Backup failing with "copy code: 1, signal: null": "cannot create hard link" "operation not permitted"
-
@girish this sounds to me like a resource or policy type exhaustion issue. Like when ulimit it too low or we run out of inodes.
Is anything else running in the kernel, like SE Linux?
Are we hitting limits on hardlinks with large enough backups? I believe the limit on ext4 is 65k
It would be interesting to switch filesystems and see if it happens on xfs for example.
Do you have an Object Store target option via S3?
-
I think the 65k is the number of hardlinks on a file and not the hardlinks on a file system.

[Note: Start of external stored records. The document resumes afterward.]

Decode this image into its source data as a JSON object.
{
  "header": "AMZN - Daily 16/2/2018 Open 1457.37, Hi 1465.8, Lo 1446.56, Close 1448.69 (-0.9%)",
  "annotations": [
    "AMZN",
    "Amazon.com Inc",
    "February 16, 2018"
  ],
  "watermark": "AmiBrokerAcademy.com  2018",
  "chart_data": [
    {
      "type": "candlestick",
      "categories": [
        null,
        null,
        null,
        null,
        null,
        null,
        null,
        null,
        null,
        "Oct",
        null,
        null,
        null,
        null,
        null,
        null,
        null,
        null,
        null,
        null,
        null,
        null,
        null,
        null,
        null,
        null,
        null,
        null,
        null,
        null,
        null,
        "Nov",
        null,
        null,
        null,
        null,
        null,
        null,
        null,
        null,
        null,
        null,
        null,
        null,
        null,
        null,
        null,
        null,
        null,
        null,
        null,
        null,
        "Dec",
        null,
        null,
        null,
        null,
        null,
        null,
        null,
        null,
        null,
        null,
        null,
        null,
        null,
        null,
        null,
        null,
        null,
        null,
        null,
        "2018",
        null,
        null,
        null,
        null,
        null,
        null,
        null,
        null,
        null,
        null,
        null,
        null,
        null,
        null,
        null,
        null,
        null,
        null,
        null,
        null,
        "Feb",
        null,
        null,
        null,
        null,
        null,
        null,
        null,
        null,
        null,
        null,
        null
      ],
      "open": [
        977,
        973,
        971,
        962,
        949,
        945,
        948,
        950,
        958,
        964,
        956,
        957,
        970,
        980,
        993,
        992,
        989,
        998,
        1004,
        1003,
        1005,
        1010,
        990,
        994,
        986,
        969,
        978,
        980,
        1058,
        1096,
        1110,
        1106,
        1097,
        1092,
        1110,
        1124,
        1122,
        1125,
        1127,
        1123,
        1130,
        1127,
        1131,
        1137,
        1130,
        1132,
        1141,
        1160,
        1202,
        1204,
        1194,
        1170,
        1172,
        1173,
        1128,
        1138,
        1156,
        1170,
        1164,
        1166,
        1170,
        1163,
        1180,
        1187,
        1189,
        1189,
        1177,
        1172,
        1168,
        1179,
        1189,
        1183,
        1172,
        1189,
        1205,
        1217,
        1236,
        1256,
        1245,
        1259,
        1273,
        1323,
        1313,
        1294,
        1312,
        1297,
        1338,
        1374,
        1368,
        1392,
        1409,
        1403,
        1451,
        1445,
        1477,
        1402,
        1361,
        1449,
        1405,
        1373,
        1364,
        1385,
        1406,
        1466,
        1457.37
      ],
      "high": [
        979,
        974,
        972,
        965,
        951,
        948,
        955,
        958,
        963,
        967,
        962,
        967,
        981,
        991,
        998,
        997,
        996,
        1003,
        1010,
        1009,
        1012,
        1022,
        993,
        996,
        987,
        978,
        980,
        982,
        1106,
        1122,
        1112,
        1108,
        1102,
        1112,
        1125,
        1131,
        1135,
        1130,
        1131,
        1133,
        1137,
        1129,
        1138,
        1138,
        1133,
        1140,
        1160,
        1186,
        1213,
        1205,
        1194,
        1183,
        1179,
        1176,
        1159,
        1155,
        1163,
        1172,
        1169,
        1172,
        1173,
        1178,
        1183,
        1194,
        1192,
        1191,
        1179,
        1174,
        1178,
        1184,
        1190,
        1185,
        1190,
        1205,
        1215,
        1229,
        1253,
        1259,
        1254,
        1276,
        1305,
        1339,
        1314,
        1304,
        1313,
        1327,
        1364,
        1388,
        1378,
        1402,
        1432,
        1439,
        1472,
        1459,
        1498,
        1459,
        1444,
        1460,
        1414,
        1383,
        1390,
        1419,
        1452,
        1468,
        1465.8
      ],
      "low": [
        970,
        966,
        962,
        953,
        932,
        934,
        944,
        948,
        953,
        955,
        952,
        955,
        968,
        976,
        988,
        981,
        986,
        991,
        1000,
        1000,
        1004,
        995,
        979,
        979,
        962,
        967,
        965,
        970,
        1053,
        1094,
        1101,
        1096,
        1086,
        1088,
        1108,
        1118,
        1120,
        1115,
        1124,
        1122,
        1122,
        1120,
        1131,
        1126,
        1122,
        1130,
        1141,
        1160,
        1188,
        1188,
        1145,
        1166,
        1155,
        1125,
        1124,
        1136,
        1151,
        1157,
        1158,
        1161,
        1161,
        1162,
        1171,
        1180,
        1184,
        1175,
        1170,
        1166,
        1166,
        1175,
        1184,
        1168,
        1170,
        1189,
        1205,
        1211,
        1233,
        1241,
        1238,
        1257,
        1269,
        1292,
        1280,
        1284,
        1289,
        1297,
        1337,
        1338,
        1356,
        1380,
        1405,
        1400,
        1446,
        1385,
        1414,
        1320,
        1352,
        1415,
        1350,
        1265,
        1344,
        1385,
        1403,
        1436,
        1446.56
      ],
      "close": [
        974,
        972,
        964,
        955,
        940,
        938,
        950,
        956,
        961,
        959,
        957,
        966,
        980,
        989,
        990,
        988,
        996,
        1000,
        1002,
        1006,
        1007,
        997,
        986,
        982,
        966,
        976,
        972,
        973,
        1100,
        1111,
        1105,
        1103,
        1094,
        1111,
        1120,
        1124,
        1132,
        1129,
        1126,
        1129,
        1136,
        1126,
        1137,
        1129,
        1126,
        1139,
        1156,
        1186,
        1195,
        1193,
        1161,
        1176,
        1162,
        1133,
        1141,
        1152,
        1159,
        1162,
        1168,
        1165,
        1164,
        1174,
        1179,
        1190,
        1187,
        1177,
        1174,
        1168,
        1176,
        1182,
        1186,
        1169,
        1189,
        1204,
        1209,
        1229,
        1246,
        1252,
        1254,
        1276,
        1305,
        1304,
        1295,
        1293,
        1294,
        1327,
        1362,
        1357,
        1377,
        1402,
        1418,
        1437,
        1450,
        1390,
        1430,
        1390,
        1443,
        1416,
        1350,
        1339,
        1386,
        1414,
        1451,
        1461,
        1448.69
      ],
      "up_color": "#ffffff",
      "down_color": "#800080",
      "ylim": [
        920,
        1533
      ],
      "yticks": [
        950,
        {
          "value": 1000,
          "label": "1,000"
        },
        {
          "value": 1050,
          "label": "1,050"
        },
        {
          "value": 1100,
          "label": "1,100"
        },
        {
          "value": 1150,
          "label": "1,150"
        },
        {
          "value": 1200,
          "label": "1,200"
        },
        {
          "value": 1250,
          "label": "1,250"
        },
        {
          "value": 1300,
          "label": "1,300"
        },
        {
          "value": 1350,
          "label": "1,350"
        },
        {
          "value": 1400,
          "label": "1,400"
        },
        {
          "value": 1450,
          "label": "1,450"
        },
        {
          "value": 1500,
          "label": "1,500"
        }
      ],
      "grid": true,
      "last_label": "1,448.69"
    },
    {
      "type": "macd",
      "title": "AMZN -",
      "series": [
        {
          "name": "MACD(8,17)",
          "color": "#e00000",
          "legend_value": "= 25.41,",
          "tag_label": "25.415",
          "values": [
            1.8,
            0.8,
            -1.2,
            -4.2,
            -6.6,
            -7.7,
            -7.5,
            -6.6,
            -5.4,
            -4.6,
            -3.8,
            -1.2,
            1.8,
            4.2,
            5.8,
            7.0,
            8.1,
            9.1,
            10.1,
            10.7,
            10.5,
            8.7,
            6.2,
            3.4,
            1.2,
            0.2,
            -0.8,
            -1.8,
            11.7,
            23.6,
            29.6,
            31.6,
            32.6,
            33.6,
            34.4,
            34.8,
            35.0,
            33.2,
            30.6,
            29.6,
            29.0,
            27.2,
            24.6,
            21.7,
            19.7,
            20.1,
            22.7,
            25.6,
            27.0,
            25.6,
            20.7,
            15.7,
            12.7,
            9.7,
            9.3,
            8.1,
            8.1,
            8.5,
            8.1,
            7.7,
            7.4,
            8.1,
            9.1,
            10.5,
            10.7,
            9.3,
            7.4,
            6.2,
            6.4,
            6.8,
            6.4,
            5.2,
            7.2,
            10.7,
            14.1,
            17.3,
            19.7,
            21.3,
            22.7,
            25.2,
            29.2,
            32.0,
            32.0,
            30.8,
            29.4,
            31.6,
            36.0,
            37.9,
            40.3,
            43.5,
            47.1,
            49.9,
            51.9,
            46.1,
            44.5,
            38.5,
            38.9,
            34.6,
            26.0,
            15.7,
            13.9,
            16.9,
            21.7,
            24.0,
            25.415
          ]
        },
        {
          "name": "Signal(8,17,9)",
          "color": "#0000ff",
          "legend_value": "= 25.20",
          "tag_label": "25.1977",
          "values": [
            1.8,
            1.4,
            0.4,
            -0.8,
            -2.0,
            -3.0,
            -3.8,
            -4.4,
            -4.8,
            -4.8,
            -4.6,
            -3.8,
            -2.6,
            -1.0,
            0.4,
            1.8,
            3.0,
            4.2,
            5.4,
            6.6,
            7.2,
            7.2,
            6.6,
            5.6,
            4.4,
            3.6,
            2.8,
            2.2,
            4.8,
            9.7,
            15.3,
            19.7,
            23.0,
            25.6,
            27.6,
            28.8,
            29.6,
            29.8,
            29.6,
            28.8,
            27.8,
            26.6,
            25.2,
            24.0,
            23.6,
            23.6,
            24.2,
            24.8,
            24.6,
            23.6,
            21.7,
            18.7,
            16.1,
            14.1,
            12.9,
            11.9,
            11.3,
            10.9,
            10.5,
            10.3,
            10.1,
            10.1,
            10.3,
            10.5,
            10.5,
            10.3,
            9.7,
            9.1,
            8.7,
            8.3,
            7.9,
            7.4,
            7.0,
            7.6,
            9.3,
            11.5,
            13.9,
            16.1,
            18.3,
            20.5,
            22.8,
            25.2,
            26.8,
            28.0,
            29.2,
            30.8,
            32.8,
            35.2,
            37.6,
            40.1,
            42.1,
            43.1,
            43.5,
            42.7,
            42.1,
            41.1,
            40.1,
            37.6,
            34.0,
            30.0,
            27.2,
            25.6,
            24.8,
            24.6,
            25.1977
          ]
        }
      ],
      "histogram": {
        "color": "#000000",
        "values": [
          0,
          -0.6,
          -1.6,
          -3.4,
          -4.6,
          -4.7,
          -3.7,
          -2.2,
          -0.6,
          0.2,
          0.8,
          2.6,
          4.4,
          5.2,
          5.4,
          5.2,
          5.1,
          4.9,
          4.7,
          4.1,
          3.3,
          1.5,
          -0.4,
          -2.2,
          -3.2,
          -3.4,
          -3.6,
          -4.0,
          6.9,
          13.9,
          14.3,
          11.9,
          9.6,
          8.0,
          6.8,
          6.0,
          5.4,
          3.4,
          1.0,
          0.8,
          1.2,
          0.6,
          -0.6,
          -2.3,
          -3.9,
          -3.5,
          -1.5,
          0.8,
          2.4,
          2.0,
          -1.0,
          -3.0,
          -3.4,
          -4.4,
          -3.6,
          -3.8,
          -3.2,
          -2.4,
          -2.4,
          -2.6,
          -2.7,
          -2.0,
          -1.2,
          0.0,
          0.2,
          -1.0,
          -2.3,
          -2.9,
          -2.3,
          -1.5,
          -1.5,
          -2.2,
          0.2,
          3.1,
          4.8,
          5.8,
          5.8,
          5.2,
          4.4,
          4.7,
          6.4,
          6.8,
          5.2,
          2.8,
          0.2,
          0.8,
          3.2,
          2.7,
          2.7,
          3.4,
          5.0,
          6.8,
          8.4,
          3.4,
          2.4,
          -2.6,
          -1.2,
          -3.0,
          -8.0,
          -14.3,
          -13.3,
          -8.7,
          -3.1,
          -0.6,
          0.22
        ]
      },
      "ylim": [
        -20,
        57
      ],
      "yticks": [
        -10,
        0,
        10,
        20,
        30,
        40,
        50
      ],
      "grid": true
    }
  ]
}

The rabbit hole goes as deep as we want to
I think I found the problem though of course I have to try it out.
audit_log_path_denied
here - https://elixir.bootlin.com/linux/latest/source/fs/namei.c#L955 is where the audit log is raised. I am no kernel expert but a casual reading of the comment "Allowed if owner and follower match" suggests that the owner of file and the linker is not matching. The symlinking process runs as useryellowtent
.root@my:/cloudron-backups/snapshot/box/mail# find . -user root -type f ./blah/blah/dovecot-uidlist.lock ./blah/blah/1600972556.M892349P24001.69d0c668883d,S=6124,W=6234:2,S
Bingo! For some reason, these 2 specific files are not owner
yellowtent
and are root. Looks like some bug/race in the code that creates snapshot. Curiously, both the files above are of 0 size, so maybe that's causing some strange event ordering. -
Yay, found the problem Issue is that if a file disappears when we are creating the snapshot, the code errors. Usually files in the snapshot are chowned to the yellowtent user but on an error it ends up creating an empty file in the snapshot directory with the
root
permission. The hard linking code is run asyellowtent
user, and thus symlinking fails. Phew!